Wednesday 4 February 2015

The economic fallacy in austerity economics

Austerity economics argues that restoration of economic growth requires fiscal stabilisation - usually, from a position of fiscal deficits, this means reducing fiscal deficits. This can be done by either cutting spending (including the cost of debt servicing) or increasing taxes. Both are influenced by the rate and quality of changes in GDP.

As austerity policies came in during 'stage 2' of the GFC, they almost always involved - large spending cuts, minimal tax hikes (in some places - the UK is an example) taxes were actually reduced, and various monetary measures to reduce interest rates and so the cost of servicing government debt. There are generally no narratives that explain why the centre of gravity of fiscal policy was so regressive - why the changes tended to push far more of a load onto state spending than upon the revenue side.

As would be expected, the effects were to cut effective demand, and quickly economic forecasts were revised downwards, with lower tax revenue accompanying lower GDP levels and high spending (for example as unemployment rose), and this increased the forecasts for fiscal deficits. In general, whilst one can expect this outcome to have been clear from the modelling made when the original austerity forecasts were made, these were massaged to give better outcomes, and then this proved hard to continue as GDP slowed.

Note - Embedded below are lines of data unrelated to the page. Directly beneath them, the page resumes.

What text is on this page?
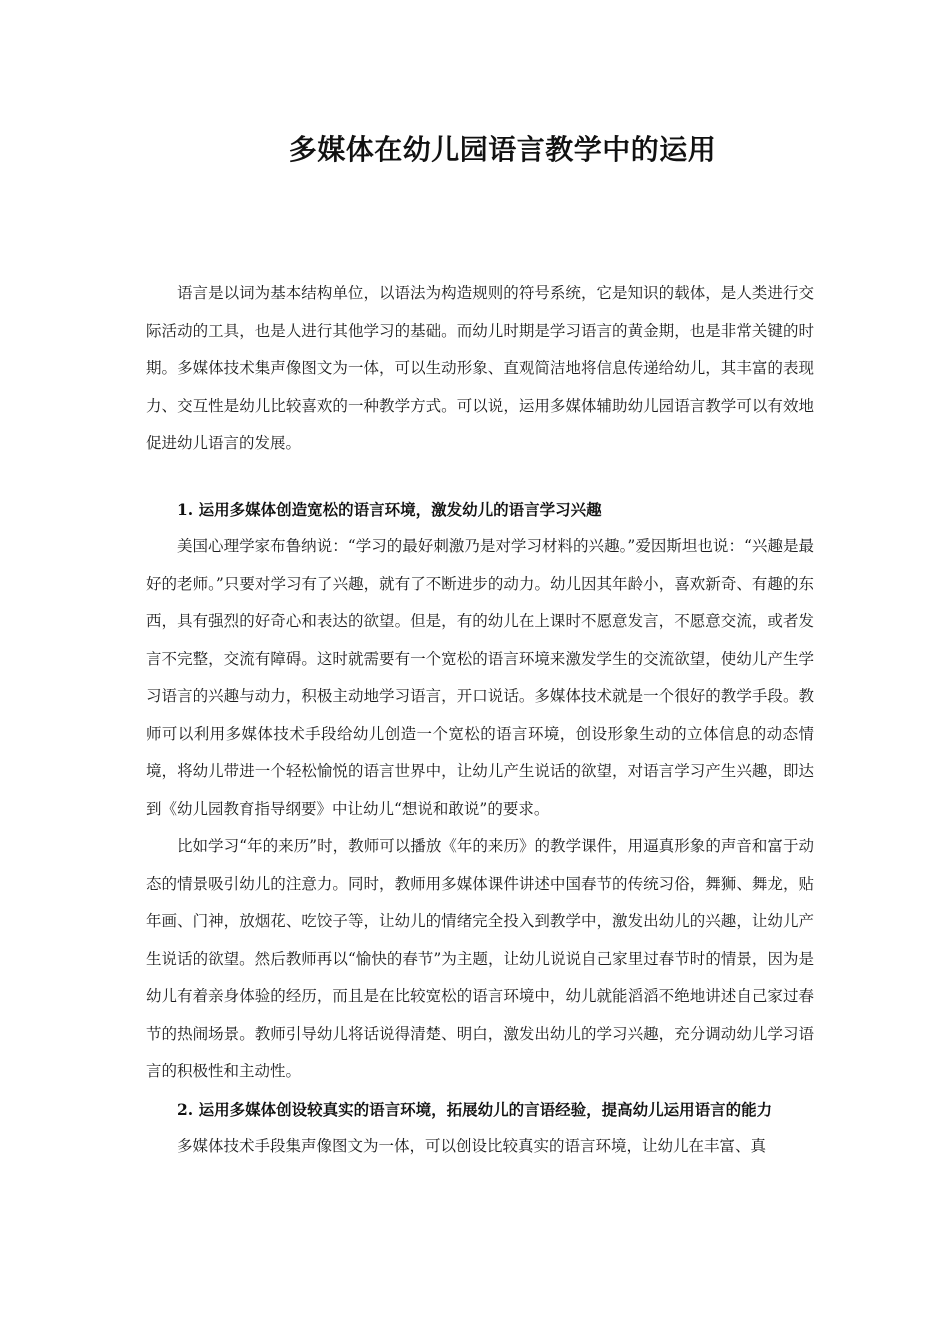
多媒体在幼儿园语言教学中的运用

语言是以词为基本结构单位，以语法为构造规则的符号系统，它是知识的载体，是人类进行交际活动的工具，也是人进行其他学习的基础。而幼儿时期是学习语言的黄金期，也是非常关键的时期。多媒体技术集声像图文为一体，可以生动形象、直观简洁地将信息传递给幼儿，其丰富的表现力、交互性是幼儿比较喜欢的一种教学方式。可以说，运用多媒体辅助幼儿园语言教学可以有效地促进幼儿语言的发展。

1. 运用多媒体创造宽松的语言环境，激发幼儿的语言学习兴趣

美国心理学家布鲁纳说：“学习的最好刺激乃是对学习材料的兴趣。”爱因斯坦也说：“兴趣是最好的老师。”只要对学习有了兴趣，就有了不断进步的动力。幼儿因其年龄小，喜欢新奇、有趣的东西，具有强烈的好奇心和表达的欲望。但是，有的幼儿在上课时不愿意发言，不愿意交流，或者发言不完整，交流有障碍。这时就需要有一个宽松的语言环境来激发学生的交流欲望，使幼儿产生学习语言的兴趣与动力，积极主动地学习语言，开口说话。多媒体技术就是一个很好的教学手段。教师可以利用多媒体技术手段给幼儿创造一个宽松的语言环境，创设形象生动的立体信息的动态情境，将幼儿带进一个轻松愉悦的语言世界中，让幼儿产生说话的欲望，对语言学习产生兴趣，即达到《幼儿园教育指导纲要》中让幼儿“想说和敢说”的要求。

比如学习“年的来历”时，教师可以播放《年的来历》的教学课件，用逼真形象的声音和富于动态的情景吸引幼儿的注意力。同时，教师用多媒体课件讲述中国春节的传统习俗，舞狮、舞龙，贴年画、门神，放烟花、吃饺子等，让幼儿的情绪完全投入到教学中，激发出幼儿的兴趣，让幼儿产生说话的欲望。然后教师再以“愉快的春节”为主题，让幼儿说说自己家里过春节时的情景，因为是幼儿有着亲身体验的经历，而且是在比较宽松的语言环境中，幼儿就能滔滔不绝地讲述自己家过春节的热闹场景。教师引导幼儿将话说得清楚、明白，激发出幼儿的学习兴趣，充分调动幼儿学习语言的积极性和主动性。

2. 运用多媒体创设较真实的语言环境，拓展幼儿的言语经验，提高幼儿运用语言的能力

多媒体技术手段集声像图文为一体，可以创设比较真实的语言环境，让幼儿在丰富、真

Given this, is it clear that $1 for $1 transfers from rich to poor will increase effective demand. In Australia, removal of the effective 'flat tax' of 15% charged on contributions to superannuation funds in a way that increased income tax revenues by, say, $10 bn, and reductions of proposed spending cuts by the same amount would increase effective demand, slow unemployment gains and in a series of second-round effects reduce the forecast, and actual, fiscal deficits. In the old Keynesian language, with unemployment above the minimal level variations in the marginal propensity to consume will (in any decent macro model) have such effects.

But, what is happening? In Australia, neither the ALP nor the Coalition are offering the population a vote on tax increases. Like old issues such as immigration and the death penalty, if such policies are not in the manifesto of a party that can be elected to govern, you cannot vote for them.

But has the ALP been cunning? Instead of tax hikes, ex Treasurer Swan talks about adjustments to the taxation of contributions to superannuation funds for those with high incomes, about changes to the conditions that allow negative gearing, and taxation of mineral companies. Unless the Treasury has been completely bought by its political masters, such policy changes, which can be said not to be income tax hikes, must have positive effects on the forecasts for the fiscal position, and upon the real economy.

Which takes us back to the lack of a narrative as to why, when all those people sat around tables in those EU capitals now implementing austerity policies, these issues were not discussed enough for them to become part of the historical narrative. Of maybe this has been written up somewhere?